15 octobre : une bien belle journée… Probablement parce que j'avais encore 39 ans
:-)
Et pourtant, on s'est levé un peu tôt, après la dernière averse qui a rincé le bateau
mais avant le jour... Les belles journées appartenant à ceux qui se lèvent tôt (?),
on avait décidé de décoller à 8h de notre mouillage d'Ibiza. Vent de nord annoncé,
20-25nds, on sort les voiles mais 2 ris brident la GV, on est prudent ! Et à juste
titre, le vent arrivant dès l'abri de l'île montagneuse quitté, les vagues se levant,
comme une bonne houle bien courte typiquement méditerranéenne, heureusement le tout
dans le dos, l'autre sens nous ramenant vers la France... L'anémo semble un peu perdre
les pédales, nous annonçant un bon 30-35nds apparent, montant le compte-tour du vent
réel jusqu'à 54nds ! On ne pense pas avoir vu ça, il a pris un p'tit coup de Provence
exagératrice dans le nez apparemment. Bon on se fie à notre expérience (!) et à notre
bon sens, on file droit dans les vagues, on surfe, à 16,5nds (mais c’est Bruno qui
détient notre record temporaire avec 18,4nds le long des côtes marocaines !) pendant
que la moyenne tourne tranquille autour de 8,5nds. C'est tout droit (presque), on
s'arrange avec les vagues, le ciel est tout bleu, on a laissé les derniers orages
et nuages sur les îles, ça moutonne, ça déferle un peu, c'est magnifique, le bateau
adore ça, et à l'intérieur c'est option TGV- zen, silence on profite ! Après un "riz-tout-fait"
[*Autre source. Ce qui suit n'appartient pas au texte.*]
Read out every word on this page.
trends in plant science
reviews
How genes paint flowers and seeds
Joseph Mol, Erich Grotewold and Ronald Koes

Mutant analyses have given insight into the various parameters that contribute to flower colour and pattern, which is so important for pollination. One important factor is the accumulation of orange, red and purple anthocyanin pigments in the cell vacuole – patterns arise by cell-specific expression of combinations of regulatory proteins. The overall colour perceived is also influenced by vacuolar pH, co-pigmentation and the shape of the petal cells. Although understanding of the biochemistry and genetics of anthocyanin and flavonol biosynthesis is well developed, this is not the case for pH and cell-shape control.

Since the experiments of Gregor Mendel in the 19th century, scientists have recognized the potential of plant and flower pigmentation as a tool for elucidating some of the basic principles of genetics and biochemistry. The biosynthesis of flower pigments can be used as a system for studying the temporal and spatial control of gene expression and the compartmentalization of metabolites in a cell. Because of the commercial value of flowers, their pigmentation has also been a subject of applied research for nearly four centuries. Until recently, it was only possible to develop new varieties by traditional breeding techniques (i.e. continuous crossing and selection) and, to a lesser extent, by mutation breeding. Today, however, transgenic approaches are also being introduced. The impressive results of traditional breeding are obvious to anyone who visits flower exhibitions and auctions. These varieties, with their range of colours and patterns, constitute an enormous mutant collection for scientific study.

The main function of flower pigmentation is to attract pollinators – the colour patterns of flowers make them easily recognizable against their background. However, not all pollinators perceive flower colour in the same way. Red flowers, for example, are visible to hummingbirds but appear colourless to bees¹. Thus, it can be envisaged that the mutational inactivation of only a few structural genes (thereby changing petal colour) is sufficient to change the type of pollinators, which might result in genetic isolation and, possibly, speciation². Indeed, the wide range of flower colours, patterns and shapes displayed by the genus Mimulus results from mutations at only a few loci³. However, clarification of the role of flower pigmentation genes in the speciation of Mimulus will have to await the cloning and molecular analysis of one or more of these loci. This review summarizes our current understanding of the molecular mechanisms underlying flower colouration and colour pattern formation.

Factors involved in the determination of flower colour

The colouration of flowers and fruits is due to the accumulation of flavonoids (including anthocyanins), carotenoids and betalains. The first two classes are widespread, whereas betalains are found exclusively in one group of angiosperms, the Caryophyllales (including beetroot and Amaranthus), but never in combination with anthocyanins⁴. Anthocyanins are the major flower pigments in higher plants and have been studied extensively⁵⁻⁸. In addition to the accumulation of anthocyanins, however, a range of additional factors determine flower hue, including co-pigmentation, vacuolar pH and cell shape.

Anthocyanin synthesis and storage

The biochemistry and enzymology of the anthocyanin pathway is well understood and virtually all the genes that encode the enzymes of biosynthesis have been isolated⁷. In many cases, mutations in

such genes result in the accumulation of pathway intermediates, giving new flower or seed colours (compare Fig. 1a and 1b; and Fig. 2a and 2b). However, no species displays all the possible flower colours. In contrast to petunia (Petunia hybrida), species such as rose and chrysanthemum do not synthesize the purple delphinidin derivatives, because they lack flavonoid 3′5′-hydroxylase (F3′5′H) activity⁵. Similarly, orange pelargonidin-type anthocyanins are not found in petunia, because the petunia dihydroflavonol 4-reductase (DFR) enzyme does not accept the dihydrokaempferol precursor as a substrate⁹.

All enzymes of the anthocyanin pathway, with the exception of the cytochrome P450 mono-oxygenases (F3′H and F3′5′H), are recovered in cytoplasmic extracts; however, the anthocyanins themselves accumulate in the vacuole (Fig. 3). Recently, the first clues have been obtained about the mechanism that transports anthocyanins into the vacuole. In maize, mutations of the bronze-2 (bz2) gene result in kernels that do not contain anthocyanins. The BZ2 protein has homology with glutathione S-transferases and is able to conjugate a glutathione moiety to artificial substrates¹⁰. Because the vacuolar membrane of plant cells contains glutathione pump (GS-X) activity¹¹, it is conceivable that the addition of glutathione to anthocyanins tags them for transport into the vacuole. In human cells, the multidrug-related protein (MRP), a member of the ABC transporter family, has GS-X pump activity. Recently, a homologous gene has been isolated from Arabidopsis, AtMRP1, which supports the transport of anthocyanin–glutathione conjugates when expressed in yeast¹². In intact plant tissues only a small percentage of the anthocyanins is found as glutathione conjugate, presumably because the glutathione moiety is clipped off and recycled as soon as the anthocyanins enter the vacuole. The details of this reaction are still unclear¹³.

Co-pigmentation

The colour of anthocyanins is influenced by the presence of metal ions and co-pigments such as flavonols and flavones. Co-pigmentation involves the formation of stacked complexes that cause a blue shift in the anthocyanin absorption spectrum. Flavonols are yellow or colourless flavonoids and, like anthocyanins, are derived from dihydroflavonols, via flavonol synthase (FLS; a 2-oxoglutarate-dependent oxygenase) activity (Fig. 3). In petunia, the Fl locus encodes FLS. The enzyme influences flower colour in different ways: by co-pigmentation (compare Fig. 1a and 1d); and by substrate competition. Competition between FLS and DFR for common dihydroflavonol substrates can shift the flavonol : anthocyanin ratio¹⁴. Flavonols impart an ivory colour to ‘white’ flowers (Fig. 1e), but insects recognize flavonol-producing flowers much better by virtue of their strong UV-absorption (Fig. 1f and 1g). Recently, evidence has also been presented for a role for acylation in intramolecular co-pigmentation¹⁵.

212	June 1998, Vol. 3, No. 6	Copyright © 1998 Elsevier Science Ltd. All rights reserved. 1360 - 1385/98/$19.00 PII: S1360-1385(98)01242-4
expédié en 2mn au micro-onde en guise de déjeuner "marin", le vent baisse un peu,
on relâche nos 2 ris, on continue entre 8 et 10nds. Un bel après-midi de glisse,
seuls 2 bateaux de pécheurs ont osé affronter cette mer, mais à l'envers, chapeau
! Fin d'après-m', le vent continue de baisser comme prévu, je barre pendant 1h, le
casque sur les oreilles, pour le plaisir de garder les voiles jusqu'au coucher du
soleil qui signe le retour de la pétole... Bonheur ! Il va sans dire que veste de
quart et pantalon étaient de rigueur, mais entre Gibraltar qui se profile et 12h
d'affilée sous voile, les conditions étaient réunies pour bien en profiter !
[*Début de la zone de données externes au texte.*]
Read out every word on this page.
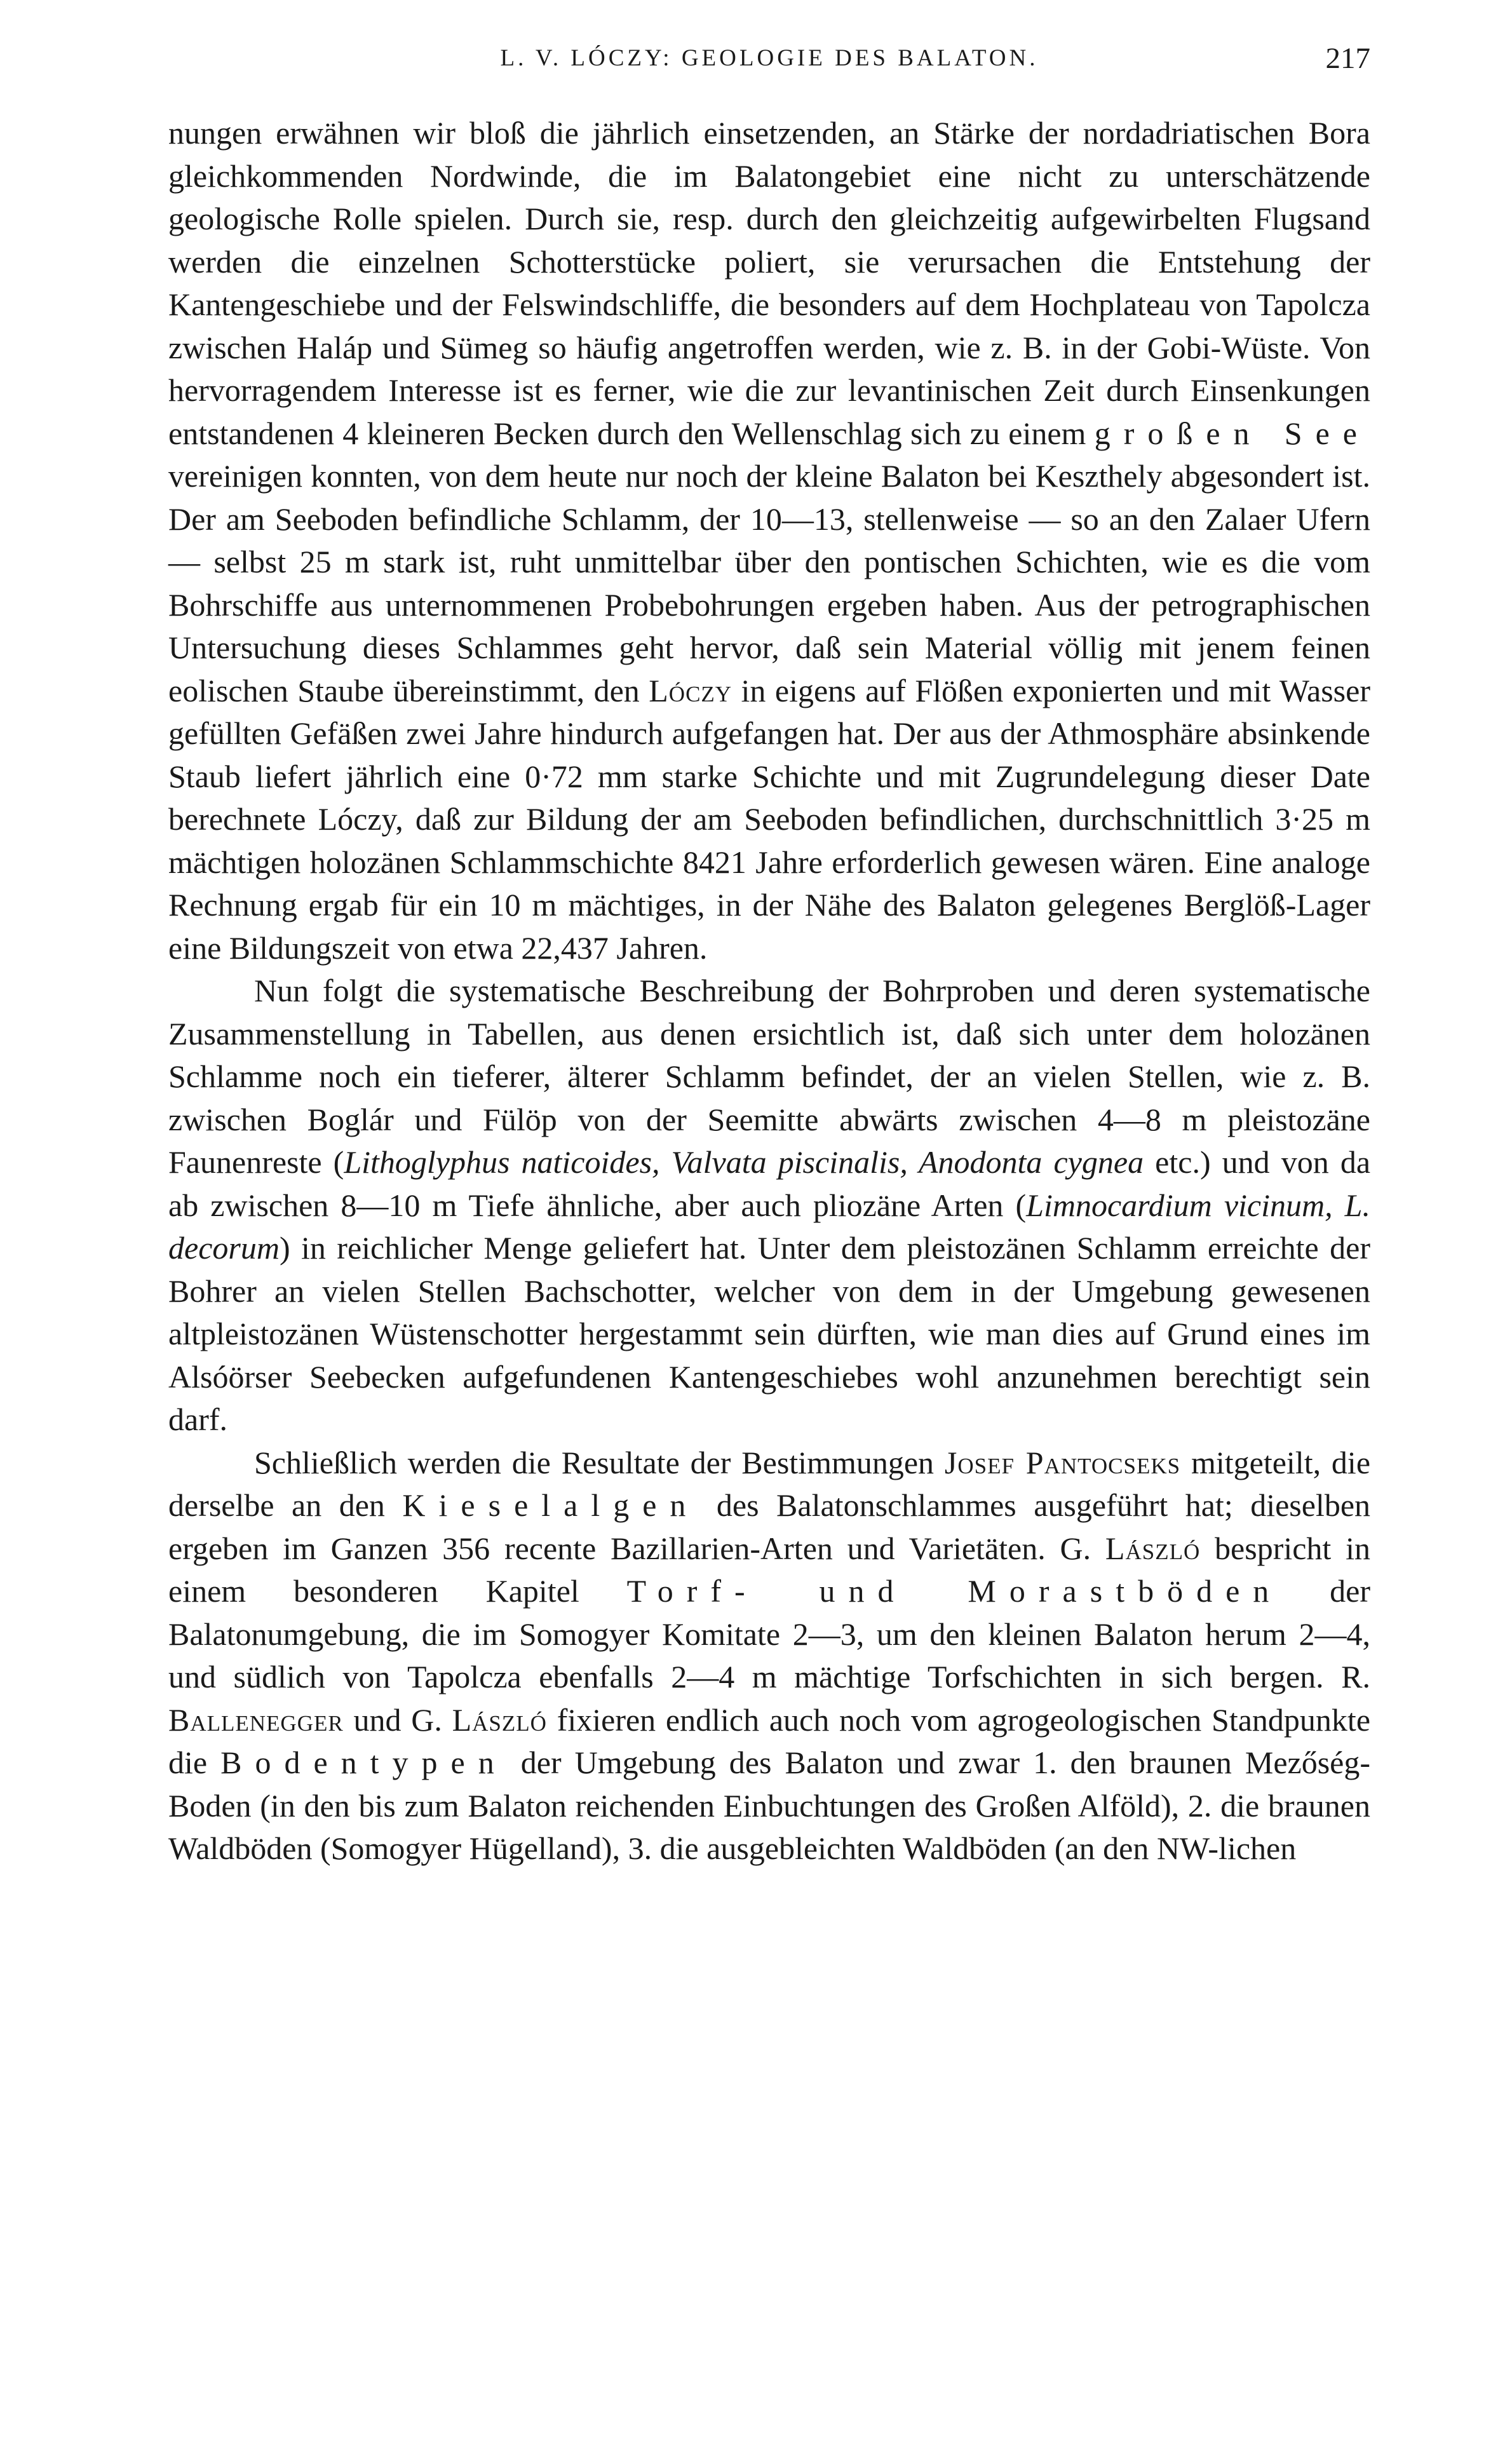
L. V. LÓCZY: GEOLOGIE DES BALATON.	217

nungen erwähnen wir bloß die jährlich einsetzenden, an Stärke der nordadriatischen Bora gleichkommenden Nordwinde, die im Balatongebiet eine nicht zu unterschätzende geologische Rolle spielen. Durch sie, resp. durch den gleichzeitig aufgewirbelten Flugsand werden die einzelnen Schotterstücke poliert, sie verursachen die Entstehung der Kantengeschiebe und der Felswindschliffe, die besonders auf dem Hochplateau von Tapolcza zwischen Haláp und Sümeg so häufig angetroffen werden, wie z. B. in der Gobi-Wüste. Von hervorragendem Interesse ist es ferner, wie die zur levantinischen Zeit durch Einsenkungen entstandenen 4 kleineren Becken durch den Wellenschlag sich zu einem großen See vereinigen konnten, von dem heute nur noch der kleine Balaton bei Keszthely abgesondert ist. Der am Seeboden befindliche Schlamm, der 10—13, stellenweise — so an den Zalaer Ufern — selbst 25 m stark ist, ruht unmittelbar über den pontischen Schichten, wie es die vom Bohrschiffe aus unternommenen Probebohrungen ergeben haben. Aus der petrographischen Untersuchung dieses Schlammes geht hervor, daß sein Material völlig mit jenem feinen eolischen Staube übereinstimmt, den Lóczy in eigens auf Flößen exponierten und mit Wasser gefüllten Gefäßen zwei Jahre hindurch aufgefangen hat. Der aus der Athmosphäre absinkende Staub liefert jährlich eine 0·72 mm starke Schichte und mit Zugrundelegung dieser Date berechnete Lóczy, daß zur Bildung der am Seeboden befindlichen, durchschnittlich 3·25 m mächtigen holozänen Schlammschichte 8421 Jahre erforderlich gewesen wären. Eine analoge Rechnung ergab für ein 10 m mächtiges, in der Nähe des Balaton gelegenes Berglöß-Lager eine Bildungszeit von etwa 22,437 Jahren.

Nun folgt die systematische Beschreibung der Bohrproben und deren systematische Zusammenstellung in Tabellen, aus denen ersichtlich ist, daß sich unter dem holozänen Schlamme noch ein tieferer, älterer Schlamm befindet, der an vielen Stellen, wie z. B. zwischen Boglár und Fülöp von der Seemitte abwärts zwischen 4—8 m pleistozäne Faunenreste (Lithoglyphus naticoides, Valvata piscinalis, Anodonta cygnea etc.) und von da ab zwischen 8—10 m Tiefe ähnliche, aber auch pliozäne Arten (Limnocardium vicinum, L. decorum) in reichlicher Menge geliefert hat. Unter dem pleistozänen Schlamm erreichte der Bohrer an vielen Stellen Bachschotter, welcher von dem in der Umgebung gewesenen altpleistozänen Wüstenschotter hergestammt sein dürften, wie man dies auf Grund eines im Alsóörser Seebecken aufgefundenen Kantengeschiebes wohl anzunehmen berechtigt sein darf.

Schließlich werden die Resultate der Bestimmungen Josef Pantocseks mitgeteilt, die derselbe an den Kieselalgen des Balatonschlammes ausgeführt hat; dieselben ergeben im Ganzen 356 recente Bazillarien-Arten und Varietäten. G. László bespricht in einem besonderen Kapitel Torf- und Morastböden der Balatonumgebung, die im Somogyer Komitate 2—3, um den kleinen Balaton herum 2—4, und südlich von Tapolcza ebenfalls 2—4 m mächtige Torfschichten in sich bergen. R. Ballenegger und G. László fixieren endlich auch noch vom agrogeologischen Standpunkte die Bodentypen der Umgebung des Balaton und zwar 1. den braunen Mezőség-Boden (in den bis zum Balaton reichenden Einbuchtungen des Großen Alföld), 2. die braunen Waldböden (Somogyer Hügelland), 3. die ausgebleichten Waldböden (an den NW-lichen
20 octobre : au large de Rabat
Presque 24h qu'on a quitté notre ponton de Gibraltar. Le démarrage a été assez olé
olé. Plus le temps pour les tergiversations météorologiques (vent dans le nez ou
pas, houle entrante ou pas...) apparues dans la journée, en partant à 19h de la marina,
on s'est retrouvé dans la baie au coucher du soleil, et dans le détroit à la nuit.
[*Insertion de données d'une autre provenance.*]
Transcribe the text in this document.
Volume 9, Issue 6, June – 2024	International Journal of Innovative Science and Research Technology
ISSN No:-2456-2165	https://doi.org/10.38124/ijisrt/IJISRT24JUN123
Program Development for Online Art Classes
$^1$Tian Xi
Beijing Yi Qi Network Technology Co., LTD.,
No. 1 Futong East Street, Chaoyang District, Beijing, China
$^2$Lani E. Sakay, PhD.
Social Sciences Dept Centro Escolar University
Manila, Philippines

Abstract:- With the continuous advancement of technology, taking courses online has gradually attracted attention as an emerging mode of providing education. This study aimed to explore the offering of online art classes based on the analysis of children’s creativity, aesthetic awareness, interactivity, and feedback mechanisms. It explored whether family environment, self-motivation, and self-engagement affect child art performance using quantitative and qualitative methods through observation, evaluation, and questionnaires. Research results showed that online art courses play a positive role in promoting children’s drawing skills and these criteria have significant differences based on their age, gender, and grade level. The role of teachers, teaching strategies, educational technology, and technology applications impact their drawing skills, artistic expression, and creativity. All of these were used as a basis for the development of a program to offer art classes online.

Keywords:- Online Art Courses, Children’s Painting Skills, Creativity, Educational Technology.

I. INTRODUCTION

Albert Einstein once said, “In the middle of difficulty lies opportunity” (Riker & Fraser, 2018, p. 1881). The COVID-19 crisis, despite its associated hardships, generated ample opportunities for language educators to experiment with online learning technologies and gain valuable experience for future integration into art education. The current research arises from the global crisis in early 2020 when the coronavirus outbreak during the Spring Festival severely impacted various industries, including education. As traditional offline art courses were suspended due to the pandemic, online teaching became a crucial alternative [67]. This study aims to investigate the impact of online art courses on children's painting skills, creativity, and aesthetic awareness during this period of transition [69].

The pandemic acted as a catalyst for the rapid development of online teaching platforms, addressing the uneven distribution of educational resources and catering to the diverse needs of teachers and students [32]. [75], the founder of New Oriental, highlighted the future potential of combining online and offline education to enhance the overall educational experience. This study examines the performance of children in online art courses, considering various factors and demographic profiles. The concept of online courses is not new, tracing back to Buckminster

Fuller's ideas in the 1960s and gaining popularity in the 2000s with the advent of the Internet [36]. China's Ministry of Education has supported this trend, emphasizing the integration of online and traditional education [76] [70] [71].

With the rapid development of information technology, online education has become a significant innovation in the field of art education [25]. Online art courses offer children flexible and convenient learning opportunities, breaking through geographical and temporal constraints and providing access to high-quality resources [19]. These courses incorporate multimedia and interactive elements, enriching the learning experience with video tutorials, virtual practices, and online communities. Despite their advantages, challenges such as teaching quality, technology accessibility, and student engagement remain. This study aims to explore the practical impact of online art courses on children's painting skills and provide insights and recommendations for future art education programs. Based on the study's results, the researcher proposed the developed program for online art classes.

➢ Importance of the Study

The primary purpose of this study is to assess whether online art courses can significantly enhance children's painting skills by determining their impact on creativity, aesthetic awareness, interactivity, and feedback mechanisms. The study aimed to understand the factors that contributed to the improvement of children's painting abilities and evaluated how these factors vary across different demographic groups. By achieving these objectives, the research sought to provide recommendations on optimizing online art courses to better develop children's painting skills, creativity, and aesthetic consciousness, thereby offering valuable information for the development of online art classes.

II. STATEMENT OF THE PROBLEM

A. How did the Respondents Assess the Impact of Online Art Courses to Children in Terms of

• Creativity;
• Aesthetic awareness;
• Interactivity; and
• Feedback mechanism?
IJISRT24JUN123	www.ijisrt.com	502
On a quand même eu le temps d'apprécier le rocher, une jolie lumière, les cargos
mouillés au pied. Mais deux cargos sortants en même temps que nous nous ont vite
rappelés à l'ordre, ici on est les petits, ceux qui manœuvrent facilement, donc ceux
qui manœuvrent tout court. Heureusement pétole et moteur facilitent les choses, et
c'est scotchés au radar qu'on a appréhendé les 2 cargos, puis ceux du rail, et les
ferrys rapides qui font la liaison côte espagnole - côte marocaine, sur la même route
que nous avions choisi pour traverser le détroit au plus court. Quelques écarts de
route plus tard, nous voilà le long des côtes marocaines, à chercher le contre-courant
annoncé, tout en surveillant les pêcheurs qui s'éclairent à la frontale, ambiance
toujours. Jusqu'à 2h du matin, le temps de tourner le cap Espartel, où la houle atlantique
nous a bien secoués le temps qu'on se dégage. C'était un sacré début de nuit, qui
m'a tenu les yeux ouverts jusqu'à 3h, avant de passer le relais à Bruno dans des
eaux enfin libres et plus tranquilles.
Aujourd'hui c'était beaucoup plus tranquille, quelques cargos mais le plus gros du
flux est ailleurs, des orages par-ci par-là, du vent un peu de face mais porteur,
qui nous a permis de naviguer à la voile une bonne partie de la journée, des dauphins
joueurs, un arc en ciel magnifique, la longue houle
atlantique ! On y est, ça sent le début de tour du monde, enfin, même si on a du
mal à réaliser qu’on est vraiment repartis… Il ne manque plus que les degrés, mais
on a vérifié sur internet, c'est tout droit ! Et les Canaries se profilent, marquant
notre retour dans le grand bain des tourdumondistes !!!